Il ruolo essenziale di famiglie e volontari. La rete cresce e diventa sempre più consistente grazie soprattutto all’apporto dei volontari: «Se non ci fossero i nostri volontari, non sarebbe possibile fare tutto quello che Npl realizza sul territorio» dice Elisa Colombo. Il futuro di Npl? Siccome ci sono sempre nuovi bimbi tra i 6 mesi e i 6 anni e nuove famiglie, «il lavoro di sensibilizzazione alla lettura non finisce mai», perché l’obiettivo finale di Npl «è che si legga in famiglia». Il futuro però impone alcune priorità: riuscire a intercettare in modo più sistematico «le famiglie con fragilità economiche, sociali e culturali», soprattutto attraverso il servizio dei pediatri e dei consultori, perché «stimoli offerti precocemente possono incidere in modo significativo e profondo sulla traiettoria di vita di un bambino che vive in situazioni di disagio», spiega Colombo. Ci sono poi le famiglie immigrate, su cui tante realtà locali stanno iniziando a lavorare, mentre a livello nazionale si è già reso disponibile parte del materiale in diverse lingue (sul sito natiperleggere.it).

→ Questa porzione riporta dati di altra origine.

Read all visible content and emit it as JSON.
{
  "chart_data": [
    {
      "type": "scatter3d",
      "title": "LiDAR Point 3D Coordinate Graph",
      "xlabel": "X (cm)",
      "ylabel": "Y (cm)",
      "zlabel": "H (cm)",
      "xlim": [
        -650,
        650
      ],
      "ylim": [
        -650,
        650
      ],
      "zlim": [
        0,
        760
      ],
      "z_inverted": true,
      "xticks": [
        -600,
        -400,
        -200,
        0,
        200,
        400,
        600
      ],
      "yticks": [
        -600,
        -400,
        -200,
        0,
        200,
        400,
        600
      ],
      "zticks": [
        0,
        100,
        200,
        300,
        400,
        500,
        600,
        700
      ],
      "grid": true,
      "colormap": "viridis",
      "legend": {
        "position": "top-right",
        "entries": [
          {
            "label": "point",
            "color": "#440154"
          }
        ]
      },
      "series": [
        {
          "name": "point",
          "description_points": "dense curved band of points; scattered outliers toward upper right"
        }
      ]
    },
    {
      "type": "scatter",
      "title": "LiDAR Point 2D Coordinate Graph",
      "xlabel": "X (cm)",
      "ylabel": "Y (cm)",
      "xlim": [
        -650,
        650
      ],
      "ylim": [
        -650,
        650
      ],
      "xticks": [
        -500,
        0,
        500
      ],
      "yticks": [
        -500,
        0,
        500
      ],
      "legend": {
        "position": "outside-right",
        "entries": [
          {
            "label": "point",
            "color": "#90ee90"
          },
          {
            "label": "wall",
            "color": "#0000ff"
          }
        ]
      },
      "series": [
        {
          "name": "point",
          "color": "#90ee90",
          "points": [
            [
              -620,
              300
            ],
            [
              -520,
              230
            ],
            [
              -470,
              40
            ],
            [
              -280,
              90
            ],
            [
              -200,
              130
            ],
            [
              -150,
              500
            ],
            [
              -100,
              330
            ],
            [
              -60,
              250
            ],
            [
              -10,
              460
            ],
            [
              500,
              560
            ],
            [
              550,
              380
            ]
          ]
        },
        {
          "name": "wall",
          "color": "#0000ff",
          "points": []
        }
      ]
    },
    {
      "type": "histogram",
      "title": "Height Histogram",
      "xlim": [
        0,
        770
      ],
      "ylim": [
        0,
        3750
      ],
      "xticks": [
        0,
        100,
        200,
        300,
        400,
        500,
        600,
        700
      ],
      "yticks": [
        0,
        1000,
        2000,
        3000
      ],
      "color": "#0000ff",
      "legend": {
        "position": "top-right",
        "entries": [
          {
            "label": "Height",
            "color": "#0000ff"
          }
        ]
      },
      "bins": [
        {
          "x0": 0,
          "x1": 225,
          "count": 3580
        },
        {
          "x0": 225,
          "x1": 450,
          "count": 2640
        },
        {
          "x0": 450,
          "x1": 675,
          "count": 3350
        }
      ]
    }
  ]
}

Scuole dell’infanzia e Facebook. Un altro obiettivo di Npl è lavorare di più nelle scuole dell’infanzia e far nascere tanti “punti lettura” anche al di fuori delle biblioteche, per raggiungere sempre più bimbi e soprattutto i loro genitori. Una potenzialità nuova si sta rivelando Facebook, un luogo in cui i genitori che seguono Npl hanno cominciato a scambiarsi consigli e suggerimenti. «Stiamo iniziando a ragionare anche sulle nuove tecnologie come possibile strumento di condivisione e non di alienazione».